The day had gotten too warm for Hattie’s fur hat, so she gave it to me to carry. Behind us, the sun bounced off the gold dome of the State Capitol building. “I think I’ll be a dancer,” Hattie said. Then she took the hat back from me, and stopped.
“Hmmm,” she said. She set her hat on my head, then angled it rakishly — she had to hook it on my ears so it wouldn’t fall down around my nose. “What will you be?”
I felt transformed by my new headgear, foreign, ursine, despite my own everyday noggin underneath. Well, wasn’t that the point? Like the man who sang dressed as a woman. Except I knew the right answer as I looked at Hattie. A sister-and-brother act, and Hattie couldn’t sing. She tilted her head in the same direction that she’d tilted my hat. “A dancer,” I said. “Me too.”

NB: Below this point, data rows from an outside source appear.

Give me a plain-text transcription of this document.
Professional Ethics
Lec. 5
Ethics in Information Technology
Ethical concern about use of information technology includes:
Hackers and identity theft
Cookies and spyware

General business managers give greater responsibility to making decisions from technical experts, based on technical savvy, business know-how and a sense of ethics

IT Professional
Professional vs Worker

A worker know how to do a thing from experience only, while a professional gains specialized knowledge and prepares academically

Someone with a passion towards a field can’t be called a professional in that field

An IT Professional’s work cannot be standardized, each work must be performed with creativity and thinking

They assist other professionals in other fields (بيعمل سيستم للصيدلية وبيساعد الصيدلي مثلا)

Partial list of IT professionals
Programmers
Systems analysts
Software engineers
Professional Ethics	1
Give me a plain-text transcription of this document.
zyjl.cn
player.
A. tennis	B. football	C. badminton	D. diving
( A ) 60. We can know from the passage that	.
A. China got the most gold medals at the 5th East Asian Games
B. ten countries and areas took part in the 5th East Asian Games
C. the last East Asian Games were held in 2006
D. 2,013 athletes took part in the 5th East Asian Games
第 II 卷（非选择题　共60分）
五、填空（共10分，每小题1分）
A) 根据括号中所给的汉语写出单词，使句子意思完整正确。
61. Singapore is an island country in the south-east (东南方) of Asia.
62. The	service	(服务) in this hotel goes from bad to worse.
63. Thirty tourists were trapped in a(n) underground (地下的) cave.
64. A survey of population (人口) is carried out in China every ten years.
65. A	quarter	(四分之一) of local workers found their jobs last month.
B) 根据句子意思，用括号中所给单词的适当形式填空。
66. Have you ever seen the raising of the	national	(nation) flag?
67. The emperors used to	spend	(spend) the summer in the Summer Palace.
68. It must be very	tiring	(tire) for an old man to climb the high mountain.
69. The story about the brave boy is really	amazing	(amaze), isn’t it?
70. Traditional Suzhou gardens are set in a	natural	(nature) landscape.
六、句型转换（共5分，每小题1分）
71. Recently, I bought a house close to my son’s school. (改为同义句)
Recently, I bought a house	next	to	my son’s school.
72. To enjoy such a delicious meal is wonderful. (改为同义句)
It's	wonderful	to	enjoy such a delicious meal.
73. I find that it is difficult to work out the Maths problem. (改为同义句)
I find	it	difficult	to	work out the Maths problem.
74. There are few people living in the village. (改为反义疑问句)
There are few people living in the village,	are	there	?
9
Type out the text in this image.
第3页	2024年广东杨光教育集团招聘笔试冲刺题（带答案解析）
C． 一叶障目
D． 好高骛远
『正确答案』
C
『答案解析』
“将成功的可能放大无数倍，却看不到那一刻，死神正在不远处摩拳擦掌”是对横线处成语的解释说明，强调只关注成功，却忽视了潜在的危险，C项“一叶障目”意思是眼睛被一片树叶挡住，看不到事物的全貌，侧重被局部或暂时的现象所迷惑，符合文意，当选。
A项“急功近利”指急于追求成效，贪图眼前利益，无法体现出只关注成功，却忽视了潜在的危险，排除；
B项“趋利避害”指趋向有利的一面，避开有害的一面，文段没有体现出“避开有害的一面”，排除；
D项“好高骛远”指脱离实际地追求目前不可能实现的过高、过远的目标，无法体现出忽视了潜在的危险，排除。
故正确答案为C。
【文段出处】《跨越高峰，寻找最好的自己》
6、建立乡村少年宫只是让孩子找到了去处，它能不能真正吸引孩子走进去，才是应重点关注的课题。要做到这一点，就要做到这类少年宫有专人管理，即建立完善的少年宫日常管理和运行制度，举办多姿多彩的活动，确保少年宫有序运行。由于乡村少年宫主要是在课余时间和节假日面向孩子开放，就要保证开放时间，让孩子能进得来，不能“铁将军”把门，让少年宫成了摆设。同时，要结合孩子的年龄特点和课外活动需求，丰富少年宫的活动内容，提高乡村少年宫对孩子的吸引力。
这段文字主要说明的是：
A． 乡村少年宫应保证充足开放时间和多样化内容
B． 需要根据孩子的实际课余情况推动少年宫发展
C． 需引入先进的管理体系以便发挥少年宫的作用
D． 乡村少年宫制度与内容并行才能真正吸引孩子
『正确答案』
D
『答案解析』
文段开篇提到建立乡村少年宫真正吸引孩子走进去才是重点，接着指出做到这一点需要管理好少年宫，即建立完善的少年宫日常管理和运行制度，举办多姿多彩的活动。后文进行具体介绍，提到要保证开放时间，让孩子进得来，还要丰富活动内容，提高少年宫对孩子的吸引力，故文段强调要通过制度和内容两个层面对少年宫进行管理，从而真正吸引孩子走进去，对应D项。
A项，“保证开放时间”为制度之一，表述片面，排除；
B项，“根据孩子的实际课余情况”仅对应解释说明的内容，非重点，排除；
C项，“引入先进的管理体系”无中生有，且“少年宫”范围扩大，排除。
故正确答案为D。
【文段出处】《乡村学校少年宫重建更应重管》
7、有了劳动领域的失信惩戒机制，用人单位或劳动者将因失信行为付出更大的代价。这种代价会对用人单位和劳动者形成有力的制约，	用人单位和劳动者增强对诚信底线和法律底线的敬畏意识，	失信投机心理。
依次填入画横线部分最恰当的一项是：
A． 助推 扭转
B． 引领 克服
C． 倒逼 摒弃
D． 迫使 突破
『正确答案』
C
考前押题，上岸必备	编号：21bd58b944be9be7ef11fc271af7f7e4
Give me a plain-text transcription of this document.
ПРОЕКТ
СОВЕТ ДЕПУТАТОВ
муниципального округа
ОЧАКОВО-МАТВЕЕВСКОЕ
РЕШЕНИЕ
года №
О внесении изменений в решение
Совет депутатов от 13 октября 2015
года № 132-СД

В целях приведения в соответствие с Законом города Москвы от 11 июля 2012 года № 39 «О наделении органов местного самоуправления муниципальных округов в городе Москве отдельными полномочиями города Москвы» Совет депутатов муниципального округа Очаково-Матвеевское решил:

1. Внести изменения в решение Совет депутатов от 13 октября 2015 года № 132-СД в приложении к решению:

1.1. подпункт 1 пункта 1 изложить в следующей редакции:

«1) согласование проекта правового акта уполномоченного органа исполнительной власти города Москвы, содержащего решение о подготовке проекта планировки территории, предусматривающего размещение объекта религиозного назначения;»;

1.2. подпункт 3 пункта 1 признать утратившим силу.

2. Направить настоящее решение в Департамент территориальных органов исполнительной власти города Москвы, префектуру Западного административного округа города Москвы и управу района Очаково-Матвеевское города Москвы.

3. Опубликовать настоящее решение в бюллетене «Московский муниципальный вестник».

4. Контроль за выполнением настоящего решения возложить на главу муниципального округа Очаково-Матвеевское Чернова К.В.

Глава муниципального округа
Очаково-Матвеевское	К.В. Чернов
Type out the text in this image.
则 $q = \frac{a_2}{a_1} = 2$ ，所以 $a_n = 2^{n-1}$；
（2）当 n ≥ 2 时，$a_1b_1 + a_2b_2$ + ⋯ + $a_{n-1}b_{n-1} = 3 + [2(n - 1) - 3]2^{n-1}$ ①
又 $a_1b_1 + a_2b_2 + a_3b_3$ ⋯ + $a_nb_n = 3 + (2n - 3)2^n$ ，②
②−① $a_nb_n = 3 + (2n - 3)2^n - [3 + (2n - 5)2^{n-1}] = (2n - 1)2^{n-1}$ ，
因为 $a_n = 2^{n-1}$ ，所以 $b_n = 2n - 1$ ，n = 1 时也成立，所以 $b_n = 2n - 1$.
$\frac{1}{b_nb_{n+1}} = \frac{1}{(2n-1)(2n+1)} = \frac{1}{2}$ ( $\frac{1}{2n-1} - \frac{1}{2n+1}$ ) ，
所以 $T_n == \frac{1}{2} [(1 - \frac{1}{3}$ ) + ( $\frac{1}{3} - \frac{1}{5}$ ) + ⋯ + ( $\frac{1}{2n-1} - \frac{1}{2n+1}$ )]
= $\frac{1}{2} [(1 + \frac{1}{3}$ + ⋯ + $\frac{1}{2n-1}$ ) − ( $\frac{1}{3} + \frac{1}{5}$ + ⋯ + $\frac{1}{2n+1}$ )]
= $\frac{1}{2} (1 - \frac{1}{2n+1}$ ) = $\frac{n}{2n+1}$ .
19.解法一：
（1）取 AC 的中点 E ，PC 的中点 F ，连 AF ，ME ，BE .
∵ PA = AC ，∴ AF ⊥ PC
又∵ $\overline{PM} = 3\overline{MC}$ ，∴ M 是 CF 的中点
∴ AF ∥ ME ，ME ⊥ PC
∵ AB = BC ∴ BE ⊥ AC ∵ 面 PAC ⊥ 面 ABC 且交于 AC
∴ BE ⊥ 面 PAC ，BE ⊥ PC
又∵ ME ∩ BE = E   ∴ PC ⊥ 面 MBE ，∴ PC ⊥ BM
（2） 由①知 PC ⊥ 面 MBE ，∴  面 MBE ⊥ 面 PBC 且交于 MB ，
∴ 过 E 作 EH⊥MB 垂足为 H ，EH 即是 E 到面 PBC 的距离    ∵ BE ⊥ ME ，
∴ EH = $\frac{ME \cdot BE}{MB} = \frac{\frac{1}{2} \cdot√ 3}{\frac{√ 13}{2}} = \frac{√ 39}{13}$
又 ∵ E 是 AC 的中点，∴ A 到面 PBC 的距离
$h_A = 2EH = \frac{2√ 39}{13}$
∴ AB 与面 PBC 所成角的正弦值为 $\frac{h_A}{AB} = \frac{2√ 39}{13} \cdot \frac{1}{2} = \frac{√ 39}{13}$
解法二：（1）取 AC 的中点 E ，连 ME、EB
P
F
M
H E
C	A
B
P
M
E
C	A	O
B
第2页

“We’ll have to practice,” she said, and I said, “Sharp and Sharp.”
“Sharp and Sharper,” she answered. “Partners?”
My first contract.
The Comic Baby
Comedians rarely have happy childhoods. Cue the violins: they should be whining “Laugh, Clown, Laugh” right about now.
For instance: Rocky. All of his childhood stories were about brands of misery, even when presented as high slapstick. He was, he said, the only child of college professors in Boston, and he’d worked in various capacities in burlesque houses from the time he was eleven. His first burley house was the Old Howard in Boston’s Scollay Square, where he’d been allowed to occasionally touch the dancers, a gift he described so vividly I could feel it: small hand on a big thigh, half your palm on stocking and half on skin, your middle finger ticking along the border like a metronome, not being able to decide which version of leg you liked better.
When he drank, Rocky would speak fondly of the women he met then. Sometimes he made it sound as though he’d slept with plenty; sometimes he claimed his cheeks had permanent slap-burn, so clumsy and sudden were his advances. A childhood in a burlesque house! I was skeptical.